After it is determined that the vagus nerve is damaged or disordered, an initial step in treatment is typically nerve therapy, in which the nerve is exposed to electric pulses to regulate nerve signals, according to MD Health. Medication may be necessary to treat the symptoms caused by a vagus nerve disorder. The medication needed will depend on what part of the body (the stomach, heart or other organ) is being negatively affected by the disordered nerve.

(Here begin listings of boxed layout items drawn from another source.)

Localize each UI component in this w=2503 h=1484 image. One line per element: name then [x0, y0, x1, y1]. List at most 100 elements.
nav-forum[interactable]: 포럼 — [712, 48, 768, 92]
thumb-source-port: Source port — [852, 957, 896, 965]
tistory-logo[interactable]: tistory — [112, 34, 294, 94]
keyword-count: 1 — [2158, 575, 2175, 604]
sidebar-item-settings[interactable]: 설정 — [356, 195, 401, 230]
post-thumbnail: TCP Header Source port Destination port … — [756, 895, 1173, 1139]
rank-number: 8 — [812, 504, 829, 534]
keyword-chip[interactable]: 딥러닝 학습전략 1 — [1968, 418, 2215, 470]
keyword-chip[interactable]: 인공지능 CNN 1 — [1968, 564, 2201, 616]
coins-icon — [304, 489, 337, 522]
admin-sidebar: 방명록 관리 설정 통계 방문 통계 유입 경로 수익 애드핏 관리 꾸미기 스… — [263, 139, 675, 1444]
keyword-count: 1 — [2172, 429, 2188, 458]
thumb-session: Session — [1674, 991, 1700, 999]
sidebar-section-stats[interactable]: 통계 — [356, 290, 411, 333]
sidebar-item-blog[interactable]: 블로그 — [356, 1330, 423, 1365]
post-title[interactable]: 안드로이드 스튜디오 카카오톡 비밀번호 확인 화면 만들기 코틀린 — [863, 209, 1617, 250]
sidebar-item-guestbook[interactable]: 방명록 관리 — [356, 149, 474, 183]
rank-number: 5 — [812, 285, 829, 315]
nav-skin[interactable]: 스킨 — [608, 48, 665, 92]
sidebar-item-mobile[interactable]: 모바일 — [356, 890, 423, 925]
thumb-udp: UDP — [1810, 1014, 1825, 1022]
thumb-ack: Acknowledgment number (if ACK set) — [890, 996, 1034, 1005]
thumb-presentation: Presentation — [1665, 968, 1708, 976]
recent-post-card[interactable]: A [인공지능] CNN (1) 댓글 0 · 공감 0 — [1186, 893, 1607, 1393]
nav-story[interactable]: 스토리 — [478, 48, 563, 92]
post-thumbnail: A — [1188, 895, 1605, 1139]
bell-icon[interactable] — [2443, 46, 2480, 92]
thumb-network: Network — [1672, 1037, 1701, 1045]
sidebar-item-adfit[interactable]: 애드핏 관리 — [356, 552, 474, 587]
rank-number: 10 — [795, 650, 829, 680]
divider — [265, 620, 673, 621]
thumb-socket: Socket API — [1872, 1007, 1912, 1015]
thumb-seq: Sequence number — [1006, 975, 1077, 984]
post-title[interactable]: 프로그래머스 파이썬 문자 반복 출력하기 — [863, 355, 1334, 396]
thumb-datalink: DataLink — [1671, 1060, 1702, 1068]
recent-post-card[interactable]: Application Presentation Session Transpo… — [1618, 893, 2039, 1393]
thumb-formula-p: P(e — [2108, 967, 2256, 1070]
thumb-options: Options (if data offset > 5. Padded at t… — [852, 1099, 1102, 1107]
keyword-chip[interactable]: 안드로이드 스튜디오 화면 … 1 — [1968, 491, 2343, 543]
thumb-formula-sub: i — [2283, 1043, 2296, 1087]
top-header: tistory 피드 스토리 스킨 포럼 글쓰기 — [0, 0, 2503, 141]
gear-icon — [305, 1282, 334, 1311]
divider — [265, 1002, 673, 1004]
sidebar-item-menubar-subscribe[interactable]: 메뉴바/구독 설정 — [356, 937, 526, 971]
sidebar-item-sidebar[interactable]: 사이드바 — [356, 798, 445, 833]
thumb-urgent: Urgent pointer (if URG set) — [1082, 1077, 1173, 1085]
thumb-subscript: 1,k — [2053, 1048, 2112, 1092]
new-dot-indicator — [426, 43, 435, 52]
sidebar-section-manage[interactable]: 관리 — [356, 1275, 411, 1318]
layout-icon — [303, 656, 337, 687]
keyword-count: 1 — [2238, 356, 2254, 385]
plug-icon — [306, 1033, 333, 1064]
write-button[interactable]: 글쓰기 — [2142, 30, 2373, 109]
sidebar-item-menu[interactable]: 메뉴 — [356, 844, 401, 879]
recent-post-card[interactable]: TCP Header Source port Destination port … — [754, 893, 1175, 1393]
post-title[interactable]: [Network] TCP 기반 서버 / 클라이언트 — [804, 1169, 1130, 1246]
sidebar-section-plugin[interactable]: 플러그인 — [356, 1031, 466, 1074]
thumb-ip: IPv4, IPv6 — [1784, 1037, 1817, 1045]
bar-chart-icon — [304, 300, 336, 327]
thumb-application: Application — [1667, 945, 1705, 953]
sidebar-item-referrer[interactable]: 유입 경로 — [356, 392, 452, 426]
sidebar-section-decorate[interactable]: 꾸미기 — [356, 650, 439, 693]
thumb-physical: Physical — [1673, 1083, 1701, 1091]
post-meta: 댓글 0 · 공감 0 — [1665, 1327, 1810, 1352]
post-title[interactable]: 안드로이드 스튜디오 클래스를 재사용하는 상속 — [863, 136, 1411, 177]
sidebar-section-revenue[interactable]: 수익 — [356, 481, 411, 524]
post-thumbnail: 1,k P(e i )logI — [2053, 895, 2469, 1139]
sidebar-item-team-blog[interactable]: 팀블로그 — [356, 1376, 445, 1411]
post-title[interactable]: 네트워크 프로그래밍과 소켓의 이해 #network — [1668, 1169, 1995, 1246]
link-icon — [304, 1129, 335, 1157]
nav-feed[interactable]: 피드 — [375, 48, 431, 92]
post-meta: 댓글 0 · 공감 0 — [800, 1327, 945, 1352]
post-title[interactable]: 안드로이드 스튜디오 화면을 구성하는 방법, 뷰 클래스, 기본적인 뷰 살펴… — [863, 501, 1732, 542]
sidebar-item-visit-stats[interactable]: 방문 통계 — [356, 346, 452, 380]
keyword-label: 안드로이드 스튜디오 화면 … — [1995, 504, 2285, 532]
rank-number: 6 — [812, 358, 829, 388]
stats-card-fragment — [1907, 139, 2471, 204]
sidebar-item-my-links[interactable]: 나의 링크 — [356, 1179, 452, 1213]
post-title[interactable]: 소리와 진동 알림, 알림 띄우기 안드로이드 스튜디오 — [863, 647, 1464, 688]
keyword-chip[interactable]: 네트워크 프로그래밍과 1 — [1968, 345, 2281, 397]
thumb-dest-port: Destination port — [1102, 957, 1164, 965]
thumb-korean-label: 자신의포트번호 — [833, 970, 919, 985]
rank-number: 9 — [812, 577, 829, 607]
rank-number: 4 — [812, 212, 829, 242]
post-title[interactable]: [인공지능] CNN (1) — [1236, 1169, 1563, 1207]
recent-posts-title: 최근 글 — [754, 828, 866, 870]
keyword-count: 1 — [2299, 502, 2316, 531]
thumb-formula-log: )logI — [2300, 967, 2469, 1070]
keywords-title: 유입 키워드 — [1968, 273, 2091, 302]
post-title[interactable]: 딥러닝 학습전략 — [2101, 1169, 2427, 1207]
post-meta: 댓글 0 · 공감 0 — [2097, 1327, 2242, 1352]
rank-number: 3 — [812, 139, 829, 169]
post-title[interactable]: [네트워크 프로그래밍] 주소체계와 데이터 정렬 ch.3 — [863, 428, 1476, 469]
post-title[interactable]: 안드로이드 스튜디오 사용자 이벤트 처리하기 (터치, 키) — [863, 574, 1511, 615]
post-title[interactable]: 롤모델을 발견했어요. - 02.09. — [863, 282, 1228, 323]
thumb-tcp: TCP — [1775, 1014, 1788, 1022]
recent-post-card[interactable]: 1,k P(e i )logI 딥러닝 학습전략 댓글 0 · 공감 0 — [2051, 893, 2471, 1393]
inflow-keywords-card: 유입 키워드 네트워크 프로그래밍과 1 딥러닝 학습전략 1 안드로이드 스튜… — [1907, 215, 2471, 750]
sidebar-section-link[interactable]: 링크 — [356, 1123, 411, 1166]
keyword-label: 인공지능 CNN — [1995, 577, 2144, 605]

Vagus nerve disorders include over- and under-active vagus nerves, as stated by MD Health. Overactive vagus nerves can cause frequent fainting spells but otherwise do not cause major health issues. However, under-active vagus nerves can lead to gastroparesis, a condition in which the stomach does not properly push food into the intestines during the digestion process. Gastroparesis can lead to other issues, such as a decreased heart rate, stomach discomfort and other indigestion symptoms.
Regarding gastroparesis, the vagus nerves, which are responsible for controlling the stomach muscles, help to facilitate digestion by signaling the stomach muscles to push digested food from the stomach to the intestines, as described by the Mayo Clinic. A disordered vagus nerve does not do its job of signaling stomach muscles, resulting in a slowed digestion process and food remaining in the stomach longer than normal and eventually leading to gastroparesis. Vagus nerves can also help to facilitate other bodily functions, from the heartbeat to other muscles' movements.